Arrive early, stay late, if you can find the time, for Amnesty International's Awakenings II concert this Saturday (see "The Calendar"). Forget knowledge, human rights, freedom, and all that. Dig the groovy music, man/woman. First up, at noon, is Dore Soul, a mega-promising band of wild youth from Browardland. At the end, about midnight, the ever-improving radical-roots-reggae-in-a-funky-hip-hop-progressive-style band Le Coup closes. In between for your Lincoln you get Basic Humans, Spike Lynn (acoustic), the Itch, Wet Flower, Transition (acoustic), Question Reality, Sinful Lust, Paul Roub (acoustic), Slang, Plastic Nude Martini, Rooster Head (acoustic), I Don't Know, Livid Kittens, Josh Joplin, Collapsing Lungs, and Skin Tight.
Yes, we do celebrities: Apparently I'm not the only one who was hearing great things (before the glowing reviews) about the play Danny and the Deep Blue Sea at Washington Square -- Prince popped in the other evening for a little thespian action and power regeneration.
Time flies -- Reggae Report magazine celebrates its ninth anniversary with the new issue. Nine years. Peter Tosh is on the cover, and stories about the late legend inside are well worth a gander. Also check the letters section -- the missives from Zimbabwe are a trip. I never get letters from people in Zimbabwe.
Attention mentions: Picasso Trigger is now called Halo. There exist two other bands in America calling themselves Picasso Trigger. "Apparently," the band notes, "the only three or four people to have seen the movie Picasso Trigger happen to also be in bands. So much for obscurity." The name change also brings new meaning to the title of the band's release -- Picasso Trigger Is Dead (already reviewed in these pages, positively, and due out this month). See 'em live this Saturday at Plus Five with the Bellefires and Vesper Sparrow. Arthur Barron sets up jazz shop this weekend at the Music Room of the News Cafe. And the amazingly successful SoFlo-born Saigon Kick finds time to slip in for a show tomorrow (Thursday) at the Edge. There's a hot rumor they'll appear on David Letterman's show some time fairly soon.

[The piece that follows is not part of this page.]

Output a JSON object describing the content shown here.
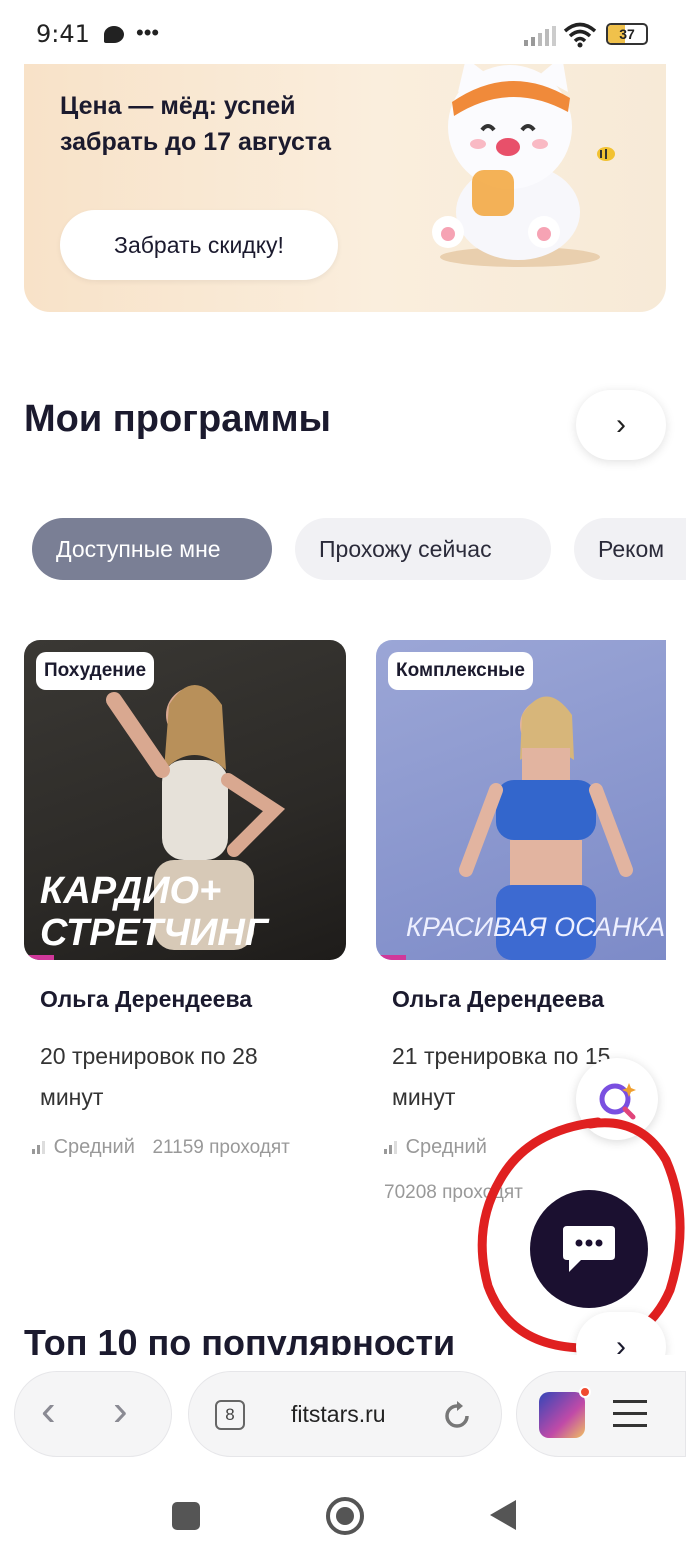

Sometimes we clear up rumors rather than start them. If you caught teevy's best drama show, Northern Exposure, a few Mondays ago, you'll recall the scene in which Maggie and Mike are talking in the saloon and a country tune is playing on the jukebox. Good ears noticed that that was "Excuse Me (I Think I've Got a Heartache)" by our homeboys the Mavericks. Way cool. And let's also inform all that TCA has opened a Nashville office behind the Mavs' continuing success.
Butthorn of the week: Those who conspired to ban the Body Count/ Exodus/D.R.I./Pro-Pain concert in Broward County. Yes, Cellar Door and the Edge and the Broward Sheriff's Office deny the show was moved to Miami Beach's Cameo Theatre because of political pressure from some entity in Broward, the national capital of censorship and an embarrassment to Florida and the nation. From two independent sources I learned that someone -- and I'm not saying it was Nick Navarro -- told the Edge that if the club booked the metal show, there'd be "problems." But nobody from the Edge or Cellar Door, or even Ice-T himself, would go on the record and take a stand against this bullshit. Funny that a tour stop in Boston, another famous censorship stronghold, was canceled. Kids, don't ever record a song called "Cop Killer." At least not until you live in a free country.
The media circus: A big butthorn to the hacks at the Miami Herald. On November 30 (this year) the fat daily reported that Miami Beach was re-examining its policy of allowing city officials to accept free event tickets. "Mayor Seymour Gelber has been pushing for change since March, when the Miami Herald reported on a decades-old city policy...." Funny that New Times reported way back on September 19, 1990, that Beach honchos were getting freebie front-row ducats. Guess it takes some folks a lot of time to catch up.
The media circus update: Certainly you are well aware of our tendency sometimes to use a bit of poetic license in our music criticism, and certainly you know that Michael Bolton didn't really call Todd Anthony to tell him he was changing his ways. But for the sake of Mr. Bolton, his management company, his record label, and his fans, let us point out the fact that the crooner's "conversation" with us was not real. Of course, you knew that.